Created: 2011-06-28 20:40:40 UTC

Size: 6.68 KB

patch

obsolete

>Index: java/org/apache/catalina/core/LocalStrings.properties
>===================================================================
>--- java/org/apache/catalina/core/LocalStrings.properties	(revision 1140778)
>+++ java/org/apache/catalina/core/LocalStrings.properties	(working copy)
>@@ -59,6 +59,13 @@
> aprListener.sslInit=Failed to initialize the SSLEngine.
> aprListener.tcnValid=Loaded APR based Apache Tomcat Native library {0}.
> aprListener.flags=APR capabilities: IPv6 [{0}], sendfile [{1}], accept filters [{2}], random [{3}].
>+aprListener.initializingFIPS=Initializing FIPS mode...
>+aprListener.initializeFIPSSuccess=Successfully entered FIPS mode
>+aprListener.initializeFIPSFailed=Failed to enter FIPS mode
>+aprListener.tooLateForSSLEngine=Cannot setSSLEngine: SSL has already been initialized
>+aprListener.tooLateForSSLRandomSeed=Cannot setSSLRandomSeed: SSL has already been initialized
>+aprListener.tooLateForFIPSMode=Cannot setFIPSMode: SSL has already been initialized
>+
> asyncContextImpl.requestEnded=The request associated with the AsyncContext has already completed processing.

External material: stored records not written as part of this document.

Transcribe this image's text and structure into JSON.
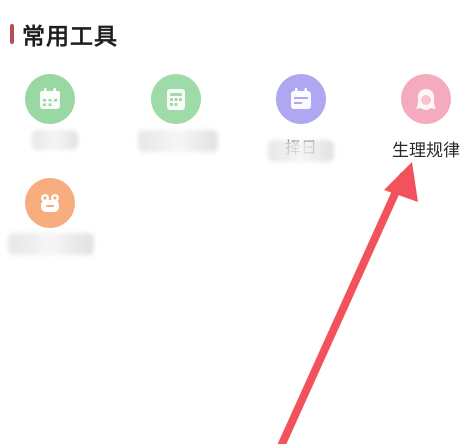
{
  "section": {
    "title": "常用工具",
    "accent_color": "#b84c57"
  },
  "tools": [
    {
      "label": "",
      "icon": "calendar-icon",
      "color": "#8fd39a"
    },
    {
      "label": "",
      "icon": "almanac-icon",
      "color": "#94d89f"
    },
    {
      "label": "择日",
      "icon": "date-picker-icon",
      "color": "#a79ef0"
    },
    {
      "label": "生理规律",
      "icon": "woman-face-icon",
      "color": "#f4a3b8"
    },
    {
      "label": "",
      "icon": "frog-icon",
      "color": "#f7a56f"
    }
  ],
  "partial_labels": {
    "tool_3": "择日",
    "tool_5": "历史"
  },
  "annotation": {
    "arrow_color": "#f2525b"
  }
}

> containerBase.alreadyStarted=Container {0} has already been started
> containerBase.notConfigured=No basic Valve has been configured
>Index: java/org/apache/catalina/core/AprLifecycleListener.java
>===================================================================
>--- java/org/apache/catalina/core/AprLifecycleListener.java	(revision 1140788)
>+++ java/org/apache/catalina/core/AprLifecycleListener.java	(working copy)
>@@ -66,11 +66,13 @@
> 
>     // ---------------------------------------------- Properties
>     protected static String SSLEngine = "on"; //default on
>+    protected static String FIPSMode = "off"; // default off, valid only when SSLEngine="on"

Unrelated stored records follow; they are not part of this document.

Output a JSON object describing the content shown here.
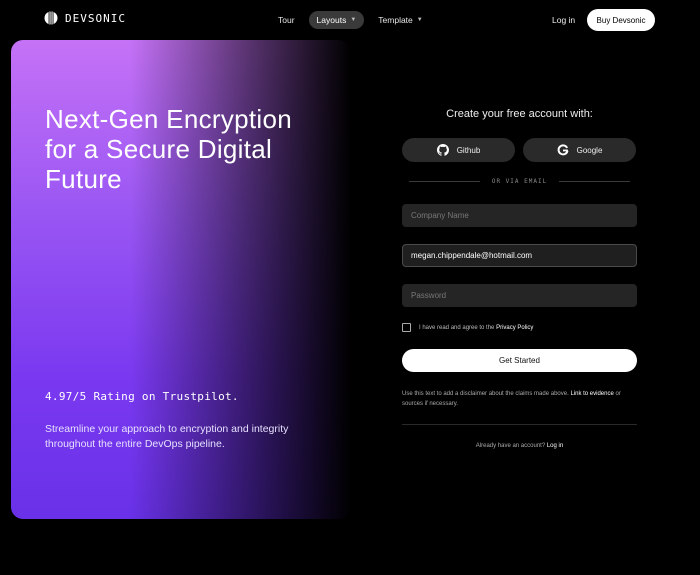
{
  "nav": {
    "brand": "DEVSONIC",
    "links": [
      {
        "label": "Tour"
      },
      {
        "label": "Layouts"
      },
      {
        "label": "Template"
      }
    ],
    "login_label": "Log in",
    "buy_label": "Buy Devsonic"
  },
  "hero": {
    "title": "Next-Gen Encryption for a Secure Digital Future",
    "rating": "4.97/5 Rating on Trustpilot.",
    "description": "Streamline your approach to encryption and integrity throughout the entire DevOps pipeline."
  },
  "form": {
    "title": "Create your free account with:",
    "github_label": "Github",
    "google_label": "Google",
    "divider_text": "OR VIA EMAIL",
    "company_placeholder": "Company Name",
    "email_value": "megan.chippendale@hotmail.com",
    "password_placeholder": "Password",
    "agree_text": "I have read and agree to the",
    "agree_link": "Privacy Policy",
    "submit_label": "Get Started",
    "disclaimer_text": "Use this text to add a disclaimer about the claims made above.",
    "disclaimer_link": "Link to evidence",
    "disclaimer_suffix": "or sources if necessary.",
    "already_text": "Already have an account?",
    "already_link": "Log in"
  },
  "icons": {
    "brand": "devsonic-logo-icon",
    "github": "github-icon",
    "google": "google-icon",
    "caret": "chevron-down-icon"
  },
  "colors": {
    "background": "#000000",
    "hero_gradient_start": "#c572f6",
    "hero_gradient_end": "#6931e8",
    "button_light": "#ffffff",
    "input_bg": "#252525"
  }
}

>     protected static String SSLRandomSeed = "builtin";
>     protected static boolean sslInitialized = false;
>     protected static boolean aprInitialized = false;
>     protected static boolean sslAvailable = false;
>     protected static boolean aprAvailable = false;
>+    protected static boolean fipsModeActive = false;
> 
>     protected static final Object lock = new Object();
> 
>@@ -138,6 +140,7 @@
>         aprInitialized = false;
>         sslInitialized = false; // Well we cleaned the pool in terminate.

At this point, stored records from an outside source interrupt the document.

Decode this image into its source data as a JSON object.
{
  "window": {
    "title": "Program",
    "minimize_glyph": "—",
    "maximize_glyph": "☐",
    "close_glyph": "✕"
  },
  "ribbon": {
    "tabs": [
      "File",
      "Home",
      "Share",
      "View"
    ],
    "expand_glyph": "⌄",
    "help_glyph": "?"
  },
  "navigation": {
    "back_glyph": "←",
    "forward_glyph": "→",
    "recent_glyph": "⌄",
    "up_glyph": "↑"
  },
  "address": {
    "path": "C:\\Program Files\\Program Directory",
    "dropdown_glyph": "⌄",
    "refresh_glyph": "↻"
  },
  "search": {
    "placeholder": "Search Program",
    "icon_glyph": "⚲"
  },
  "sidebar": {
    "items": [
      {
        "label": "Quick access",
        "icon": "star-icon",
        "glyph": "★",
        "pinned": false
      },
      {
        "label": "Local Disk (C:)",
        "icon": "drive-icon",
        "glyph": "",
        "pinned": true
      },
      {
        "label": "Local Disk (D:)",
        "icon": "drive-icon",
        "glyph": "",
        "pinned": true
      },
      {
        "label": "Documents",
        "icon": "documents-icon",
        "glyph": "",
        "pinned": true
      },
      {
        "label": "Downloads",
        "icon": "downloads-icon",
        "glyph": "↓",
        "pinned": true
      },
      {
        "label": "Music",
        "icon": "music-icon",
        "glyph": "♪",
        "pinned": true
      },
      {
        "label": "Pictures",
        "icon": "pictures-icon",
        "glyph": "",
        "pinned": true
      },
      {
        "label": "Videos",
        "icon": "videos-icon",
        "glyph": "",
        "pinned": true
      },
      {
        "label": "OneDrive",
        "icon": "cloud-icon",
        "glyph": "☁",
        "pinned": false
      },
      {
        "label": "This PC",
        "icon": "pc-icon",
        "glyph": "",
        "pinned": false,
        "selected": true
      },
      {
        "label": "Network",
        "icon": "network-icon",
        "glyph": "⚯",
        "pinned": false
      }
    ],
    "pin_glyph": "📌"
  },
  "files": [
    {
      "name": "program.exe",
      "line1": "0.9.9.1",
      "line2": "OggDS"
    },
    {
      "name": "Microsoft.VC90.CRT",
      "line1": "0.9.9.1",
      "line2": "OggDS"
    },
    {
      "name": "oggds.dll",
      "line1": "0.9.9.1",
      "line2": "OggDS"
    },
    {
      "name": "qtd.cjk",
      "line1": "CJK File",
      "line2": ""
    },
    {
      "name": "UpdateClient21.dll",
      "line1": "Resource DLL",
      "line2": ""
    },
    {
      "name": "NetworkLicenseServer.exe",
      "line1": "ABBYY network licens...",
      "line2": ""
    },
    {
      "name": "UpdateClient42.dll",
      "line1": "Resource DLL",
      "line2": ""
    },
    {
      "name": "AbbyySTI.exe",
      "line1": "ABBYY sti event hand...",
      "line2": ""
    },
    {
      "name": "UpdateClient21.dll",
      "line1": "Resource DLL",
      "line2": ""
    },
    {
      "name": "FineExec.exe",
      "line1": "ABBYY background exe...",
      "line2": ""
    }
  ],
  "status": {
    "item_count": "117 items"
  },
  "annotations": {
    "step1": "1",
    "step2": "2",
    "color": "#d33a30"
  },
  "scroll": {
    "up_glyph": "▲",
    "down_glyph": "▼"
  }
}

>         sslAvailable = false; // Well we cleaned the pool in terminate.
>+        fipsModeActive = false;
>     }
> 
>     private static void init()
>@@ -231,20 +234,85 @@
>         Method method = clazz.getMethod(methodName, paramTypes);
>         method.invoke(null, paramValues);
> 
>-
>         methodName = "initialize";
>         paramValues[0] = "on".equalsIgnoreCase(SSLEngine)?null:SSLEngine;
>         method = clazz.getMethod(methodName, paramTypes);
>         method.invoke(null, paramValues);
> 
>+        if("on".equalsIgnoreCase(AprLifecycleListener.FIPSMode))
>+        {
>+            log.info(sm.getString("aprListener.initializingFIPS"));
>+
>+            boolean success = initializeFIPS();
>+
>+            if(success)
>+            {
>+              log.info(sm.getString("aprListener.initializeFIPSSuccess"));
>+            }
>+            else
>+            {
>+                String errMsg = sm.getString("aprListener.initializeFIPSFailed");
>+                log.error(errMsg);
>+
>+                // Do not set sslAvailable=true if FIPS mode fails
>+                // TODO: Allow initializeFIPS to throw it's own exception
>+                // including a real descriptive error message
>+                throw new InvocationTargetException(null, errMsg);
>+            }
>+        }
>+
>         sslAvailable = true;
>     }
> 
>+    /**
>+     * Initialize FIPS mode in a way that won't crash if the FIPS libtcnative
>+     * and associated libraries are not available.
>+     * 
>+     * @param initializeFIPS
>+     * @return
>+     */
>+	private static boolean initializeFIPS()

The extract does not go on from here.